Heute soll der Direktor des Amsterdamer Stedelijk Museums, der 63jährige Edy de Wilde, vor dem documenta-Aufsichtsrat in Kassel berichten, wie weit seine Gespräche zur Bildung eines Leitungs-Teams für die doöumenta 8(1987) gediehen seien. Von diesem Bericht, so hatte man sich vor drei Monaten festgelegt, werde die Entscheidung über die Berufung de Wildes abhängen.
Doch es scheint mehr Probleme zu geben, als man im Juni ahnen konnte. Wie heißt es so schön in einer Pressemitteilung zur Aufsichtsratssitzung: Für den Fall, daß wider Erwarten . der künstlerische Leiter der nächsten documenta und sein Team benannt werden sollten .
Ist also noch alles offen? Nur bedingt. Im Augenblick deutet alles daraufhin, daß de Wilde selbst an einem Aufschub der Entscheidung interessiert ist. Er hatte zwar den Startvorteil), ins Rennen geschickt zu werden, ohne sich der Kritik des Expertengremiums stellen zu müssen, doch hatte er sich dafür die Verpflichtung eingehandelt, insbesondere mit seinen unterlegenen Mitbewerbern Celant, Herzogenrath, König und Szeemann über die Bildung eines Leitungs-Teams zu sprechen.

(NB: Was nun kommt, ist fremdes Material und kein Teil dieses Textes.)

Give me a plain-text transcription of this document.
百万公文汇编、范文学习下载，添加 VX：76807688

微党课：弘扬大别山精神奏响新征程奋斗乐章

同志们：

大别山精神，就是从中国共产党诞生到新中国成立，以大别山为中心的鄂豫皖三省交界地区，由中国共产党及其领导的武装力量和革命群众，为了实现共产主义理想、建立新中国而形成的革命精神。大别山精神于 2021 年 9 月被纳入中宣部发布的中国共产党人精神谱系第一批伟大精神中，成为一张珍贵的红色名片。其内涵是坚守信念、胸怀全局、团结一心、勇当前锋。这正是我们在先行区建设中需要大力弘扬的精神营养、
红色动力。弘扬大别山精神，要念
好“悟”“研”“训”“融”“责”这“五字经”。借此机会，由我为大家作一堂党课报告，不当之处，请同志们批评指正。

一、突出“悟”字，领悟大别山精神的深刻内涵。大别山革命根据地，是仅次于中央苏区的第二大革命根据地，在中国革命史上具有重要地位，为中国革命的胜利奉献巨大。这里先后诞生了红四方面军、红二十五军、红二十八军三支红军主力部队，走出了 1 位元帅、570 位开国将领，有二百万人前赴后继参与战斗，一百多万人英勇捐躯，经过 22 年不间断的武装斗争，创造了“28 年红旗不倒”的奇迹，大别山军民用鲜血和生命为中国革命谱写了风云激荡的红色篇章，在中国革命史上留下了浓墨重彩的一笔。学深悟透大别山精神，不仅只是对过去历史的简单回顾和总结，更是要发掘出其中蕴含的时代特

Die Erfinder dieser Verpflichtung wußten, daß sie damit de Wildes Auftrag mit einem hübschen Ballast ausgestattet hatten. Dementsprechend unverbindlich scheint die erste Gesprächsrunde mit den Mitbewerbern verlaufen zu sein, Wie meinte doch gestern einer der Betroffenen: Er habe ein gutes Gespräch mit de Wilde gehabt, wisse aber bis zur Stunde noch nicht, was dieser nun vorhabe.
Doch sieht die Situation in ein, zwei Monaten klarer aus? Es geht ja bei den Gesprächen nicht nur um Namen, sondern auch um mögliche Öffnungen des Konzepts, also um die Inhalte der documenta 8. Darüber muß der Aufsichtsrat mitbefinden, wenn er de Wildes Bericht beurteilt. Ist er dazu bereit? Und sieht er notfalls Alternativen? Oder ist er zum Gefangenen seines eigenen Berufungs-Mechanismus geworden?